É pelo minimalismo que Jacoby imprime um tom de deboche sutil sobre o circuito de arte, “principalmente contemporânea”, seus meios e suas demandas, no acabamento que ganha ares pop pela colaboração de Alejandro Ros. Não à toa a obra central do espaço, 1400 Taças, é uma grande mesa sobre as que as tais peças do título reluzem “à espera dos 1400 convidados que virão para o vernissage”, explicou, rindo, à redação de seLecT às vésperas da inauguração da exposição. 

Simultaneamente, um audio simula conversas e burburinhos típicos desses eventos, interrompidos por tiros de metralhadora mesclados a sons de copos quebrando-se. Tensão? Não, dúvida. No instante seguinte, todos aplaudem, “não fica claro se é uma performance ou um atentado”, segundo o autor. A obra tem a qualidade da surpresa que os sons sugerem à imaginação do espectador.

Essa mesma audioinstalação contradiz outra de suas obras, um Silêncio em letras pretas gigantes aplicado diretamente à parede da galeria. “É meio uma brincadeira para pedir concentração do público, pedir atenção para as obras”, diz Jacoby, embora concorde com a leitura de que a obra faz menção à imposição de um comportamento específico apropriado ao cubo branco.

Nem mesmo o tempo corre de forma linear nesse espaço expositivo: a série de seis relógios girando desgovernadamente ganha sentido com seu título, Dinheiro, que insinua a perda da organização temporal em meio às demandas do capital. 

O inusitado surge nas obras de parede que flertam com o formalismo geométrico e a arte cinética para captar e subverter aspectos do cotidiano engessados pelas convenções sociais, como o círculo imitando mármore pelo qual deslizam suavemente duas pequenas xícaras, alusão ao hábito portenho de resolver questões em encontros públicos em torno das mesas dos cafés. O nome da obra, Autorretrato, insinua uma ideia de artista que, à custa de poder produzir seu trabalho, precisa enfrentar a burocracia das intermináveis reuniões e negociações.

Ainda na estética de Autorretrato, a obra Adaptación consiste em “dois retângulos negros aparentemente perfeitos, que remontam à tradição construtivista”. Subitamente, o primeiro é arranhado internamente por dedos, com se alguém estivesse preso em seu interior, e do outro salta uma faca. “Com isso, rompe-se essa ideia de normalidade, há o efeito do estranhamento e do susto”, diz Jacoby, no recurso que remete ao cinema de David Lynch.

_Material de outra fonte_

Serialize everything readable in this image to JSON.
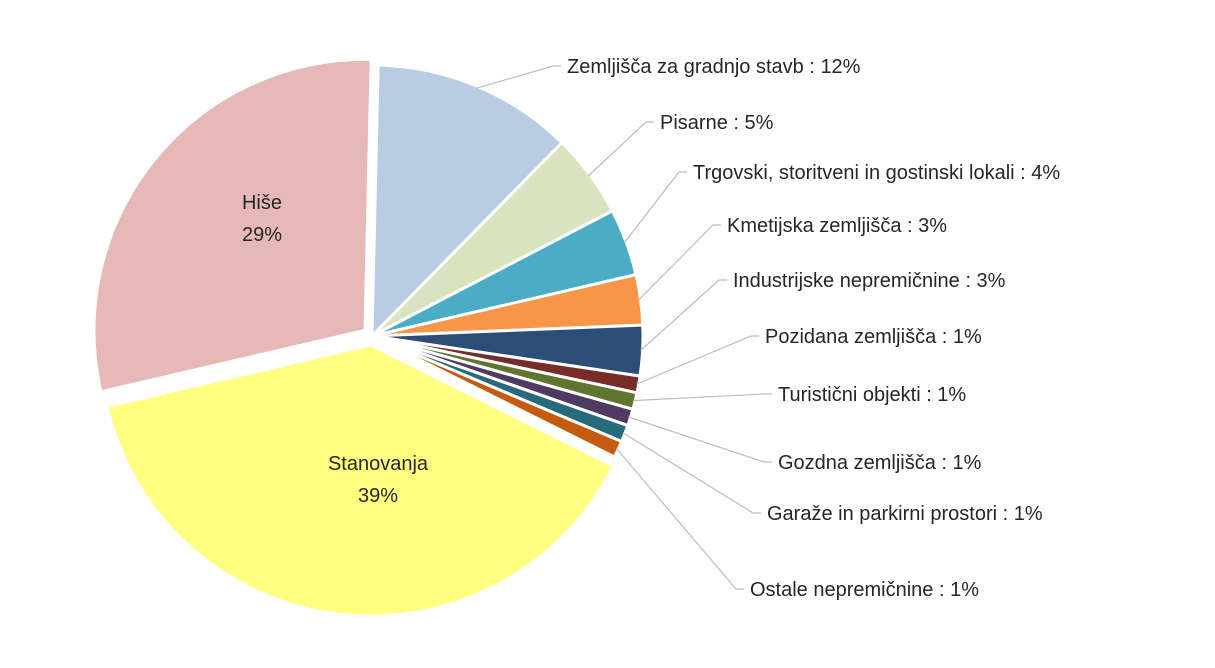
{
  "chart_data": {
    "type": "pie",
    "title": "",
    "legend": "none",
    "label_separator": " : ",
    "slices": [
      {
        "name": "Zemljišča za gradnjo stavb",
        "value": 12,
        "label": "12%",
        "color": "#b8cce4",
        "label_pos": "outside"
      },
      {
        "name": "Pisarne",
        "value": 5,
        "label": "5%",
        "color": "#d7e4bd",
        "label_pos": "outside"
      },
      {
        "name": "Trgovski, storitveni in gostinski lokali",
        "value": 4,
        "label": "4%",
        "color": "#4bacc6",
        "label_pos": "outside"
      },
      {
        "name": "Kmetijska zemljišča",
        "value": 3,
        "label": "3%",
        "color": "#f79646",
        "label_pos": "outside"
      },
      {
        "name": "Industrijske nepremičnine",
        "value": 3,
        "label": "3%",
        "color": "#2c4d75",
        "label_pos": "outside"
      },
      {
        "name": "Pozidana zemljišča",
        "value": 1,
        "label": "1%",
        "color": "#772c2a",
        "label_pos": "outside"
      },
      {
        "name": "Turistični objekti",
        "value": 1,
        "label": "1%",
        "color": "#5f7530",
        "label_pos": "outside"
      },
      {
        "name": "Gozdna zemljišča",
        "value": 1,
        "label": "1%",
        "color": "#4d3b62",
        "label_pos": "outside"
      },
      {
        "name": "Garaže in parkirni prostori",
        "value": 1,
        "label": "1%",
        "color": "#276a7c",
        "label_pos": "outside"
      },
      {
        "name": "Ostale nepremičnine",
        "value": 1,
        "label": "1%",
        "color": "#c55a11",
        "label_pos": "outside"
      },
      {
        "name": "Stanovanja",
        "value": 39,
        "label": "39%",
        "color": "#ffff80",
        "label_pos": "inside"
      },
      {
        "name": "Hiše",
        "value": 29,
        "label": "29%",
        "color": "#e6b9b8",
        "label_pos": "inside"
      }
    ]
  }
}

Todas as obras são inéditas, à exceção das máscaras redondas que remetem à arte primitiva africana da performance Dark Room, em que os atores executavam uma coreografia precisa mesmo com a impossibilidade de ver através das máscaras, sem buracos nos olhos, que o artista criou em 2005. Apenas as “cabeças” brancas e boquiabertas encaram o público do alto da parede, imitando a possível expressão do espectador.

Para finalizar Abertura, o vídeo Youtube Has Killed the Videoart é uma projeção engraçada: enquanto a frase figura na parede, surgem sombras sobre ela como se o próprio público estivesse inquieto e em constante movimento, entrando e saindo da pequena sala no topo da escada em que ela foi instalada, apontando para a impaciência típica de quem se acostumou a ver vídeos nesse site. “Essa é para o pessoal da Bienal”, brinca, em meio a risos, Jacoby.

Felipe Ehrenberg Apocalipstick De Uno Caña Para 13 Coelho

Legenda: Coelho, da série De Uno Caña para ’13’ (2013), de Felipe Ehrenberg

Apocalipstick

Como o próprio Felipe Ehrenberg gosta de definir, ele gosta “de sentir a arte na ponta dos dedos”, demonstrando seu envolvimento com os materiais e a manufatura de seu trabalho, ao contrário de seu colega argentino. Foi ele quem esculpiu as molduras de suas três grandes pinturas super coloridas em negativo, com detalhes de cenas de sexo explícito e agressão física _que estão no filme Crime Delicado, de Beto Brant_, e montou a traquitanta em madeira que emula um detector de metal de aeroporto, fazendo um ruído estrondoso quando “apita”.

Veio ao Brasil pela primeira vez há 14 anos, como adido cultural, e acabou fixando residência por aqui com sua mulher, Lourdes Hernandes-Fuentes, sem a qual “muitos desses trabalhos não teriam . Menos conhecido no Brasil que Jacoby, tem uma carreira de sucesso no México e no exterior, que entre outras iniciativas, participou do grupo Fluxus nos anos 1970, quando morou em Londres.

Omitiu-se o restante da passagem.